As an Anabaptist Mennonite school, being a peacemaker is integral to who we are. In our atrium, we have the PEACEMAKER acronym of that clearly reminds us of how we are to live. As we explored the idea of being peacemakers at Menno, the question was asked if peace is still present even when there is conflict.



The students researched several areas of conflict in the world today and found evidence of people and organizations that are working tirelessly, teaching peaceful strategies to resolve conflict. As a community, we are working at applying some of those peaceful conflict-resolution strategies to our own personal conflicts. The message was that it is okay to have conflict, but it is not okay to deal with conflict in a violent manner.

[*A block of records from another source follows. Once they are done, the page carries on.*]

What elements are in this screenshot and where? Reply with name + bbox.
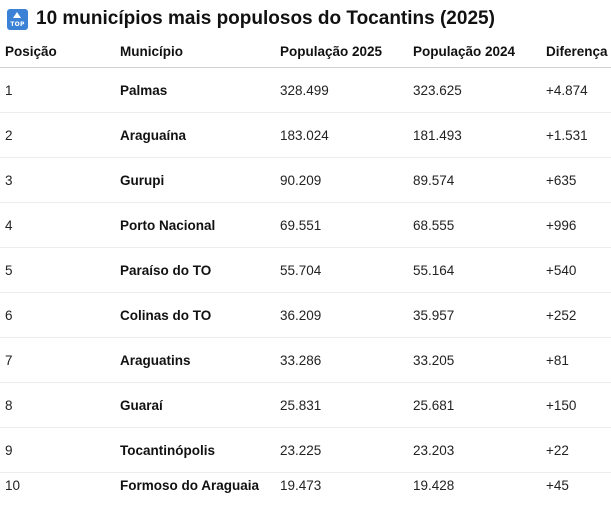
difference-cell: +1.531 — [541, 112, 611, 158]
pop-2025-cell: 55.704 — [275, 247, 408, 293]
table-row: 3 Gurupi 90.209 89.574 +635 — [0, 157, 611, 203]
difference-cell: +81 — [541, 337, 611, 383]
table-row: 1 Palmas 328.499 323.625 +4.874 — [0, 67, 611, 113]
municipio-cell: Formoso do Araguaia — [120, 478, 260, 493]
header-diferenca: Diferença — [541, 36, 611, 68]
position-cell: 1 — [0, 67, 115, 113]
title-row: TOP 10 municípios mais populosos do Toca… — [7, 6, 495, 32]
municipio-cell: Guaraí — [115, 382, 275, 428]
up-arrow-icon — [13, 11, 21, 18]
pop-2024-cell: 33.205 — [408, 337, 541, 383]
header-posicao: Posição — [0, 36, 115, 68]
pop-2024-cell: 181.493 — [408, 112, 541, 158]
pop-2025-cell: 19.473 — [280, 478, 322, 493]
pop-2025-cell: 328.499 — [275, 67, 408, 113]
pop-2024-cell: 25.681 — [408, 382, 541, 428]
position-cell: 3 — [0, 157, 115, 203]
pop-2025-cell: 36.209 — [275, 292, 408, 338]
difference-cell: +22 — [541, 427, 611, 473]
pop-2024-cell: 323.625 — [408, 67, 541, 113]
table-row: 7 Araguatins 33.286 33.205 +81 — [0, 337, 611, 383]
position-cell: 4 — [0, 202, 115, 248]
difference-cell: +635 — [541, 157, 611, 203]
table-row: 6 Colinas do TO 36.209 35.957 +252 — [0, 292, 611, 338]
pop-2025-cell: 69.551 — [275, 202, 408, 248]
table-header-row: Posição Município População 2025 Populaç… — [0, 36, 611, 68]
difference-cell: +252 — [541, 292, 611, 338]
municipio-cell: Tocantinópolis — [115, 427, 275, 473]
municipio-cell: Colinas do TO — [115, 292, 275, 338]
table-row: 10 Formoso do Araguaia 19.473 19.428 +45 — [0, 473, 611, 516]
position-cell: 7 — [0, 337, 115, 383]
pop-2024-cell: 68.555 — [408, 202, 541, 248]
municipio-cell: Porto Nacional — [115, 202, 275, 248]
pop-2025-cell: 90.209 — [275, 157, 408, 203]
header-populacao-2025: População 2025 — [275, 36, 408, 68]
population-table: Posição Município População 2025 Populaç… — [0, 36, 611, 515]
header-municipio: Município — [115, 36, 275, 68]
header-populacao-2024: População 2024 — [408, 36, 541, 68]
table-row: 8 Guaraí 25.831 25.681 +150 — [0, 382, 611, 428]
top-icon-label: TOP — [10, 20, 25, 28]
top-icon: TOP — [7, 8, 28, 30]
position-cell: 10 — [5, 478, 21, 493]
position-cell: 5 — [0, 247, 115, 293]
pop-2025-cell: 25.831 — [275, 382, 408, 428]
pop-2024-cell: 35.957 — [408, 292, 541, 338]
table-row: 4 Porto Nacional 69.551 68.555 +996 — [0, 202, 611, 248]
difference-cell: +996 — [541, 202, 611, 248]
municipio-cell: Gurupi — [115, 157, 275, 203]
table-row: 5 Paraíso do TO 55.704 55.164 +540 — [0, 247, 611, 293]
pop-2024-cell: 89.574 — [408, 157, 541, 203]
pop-2024-cell: 55.164 — [408, 247, 541, 293]
pop-2025-cell: 23.225 — [275, 427, 408, 473]
table-row: 2 Araguaína 183.024 181.493 +1.531 — [0, 112, 611, 158]
position-cell: 6 — [0, 292, 115, 338]
pop-2024-cell: 23.203 — [408, 427, 541, 473]
pop-2024-cell: 19.428 — [413, 478, 455, 493]
position-cell: 2 — [0, 112, 115, 158]
difference-cell: +150 — [541, 382, 611, 428]
municipio-cell: Araguatins — [115, 337, 275, 383]
pop-2025-cell: 33.286 — [275, 337, 408, 383]
municipio-cell: Palmas — [115, 67, 275, 113]
difference-cell: +45 — [546, 478, 569, 493]
municipio-cell: Paraíso do TO — [115, 247, 275, 293]
position-cell: 9 — [0, 427, 115, 473]
page-title: 10 municípios mais populosos do Tocantin… — [36, 8, 495, 29]
difference-cell: +4.874 — [541, 67, 611, 113]
position-cell: 8 — [0, 382, 115, 428]
difference-cell: +540 — [541, 247, 611, 293]
table-row: 9 Tocantinópolis 23.225 23.203 +22 — [0, 427, 611, 473]
municipio-cell: Araguaína — [115, 112, 275, 158]
pop-2025-cell: 183.024 — [275, 112, 408, 158]
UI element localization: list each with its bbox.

We also asked the question, “What does it take to be a Christian peace school?” An idea that came out of asking this question is to begin a peace club. A group of young leaders from grades 5 to 9 has been formed, adopting the name ARK: Acts of Random Kindness. This group is challenging our school community to truly make a difference in our community and the world.



Some of their ideas are writing letters to different levels of government, churches and other schools challenging child labour practices in other countries, fundraising for such projects as building a sand dam or sponsoring a school through Mennonite Central Committee’s Global Family Program.



A really big dream of the group is to one day create the ARK Foundation to help build schools, challenge child labour institutions and provide families with alternative living options so that their children do not have to work, but can go to school.



Byron Thiessen is principal of Menno Simons Christian School.

While reflecting on the MCC peace button message, students at Menno Simons Christian School, Calgary, work in groups to create artistic trees that represent the individual and collective work of creating peace at the school.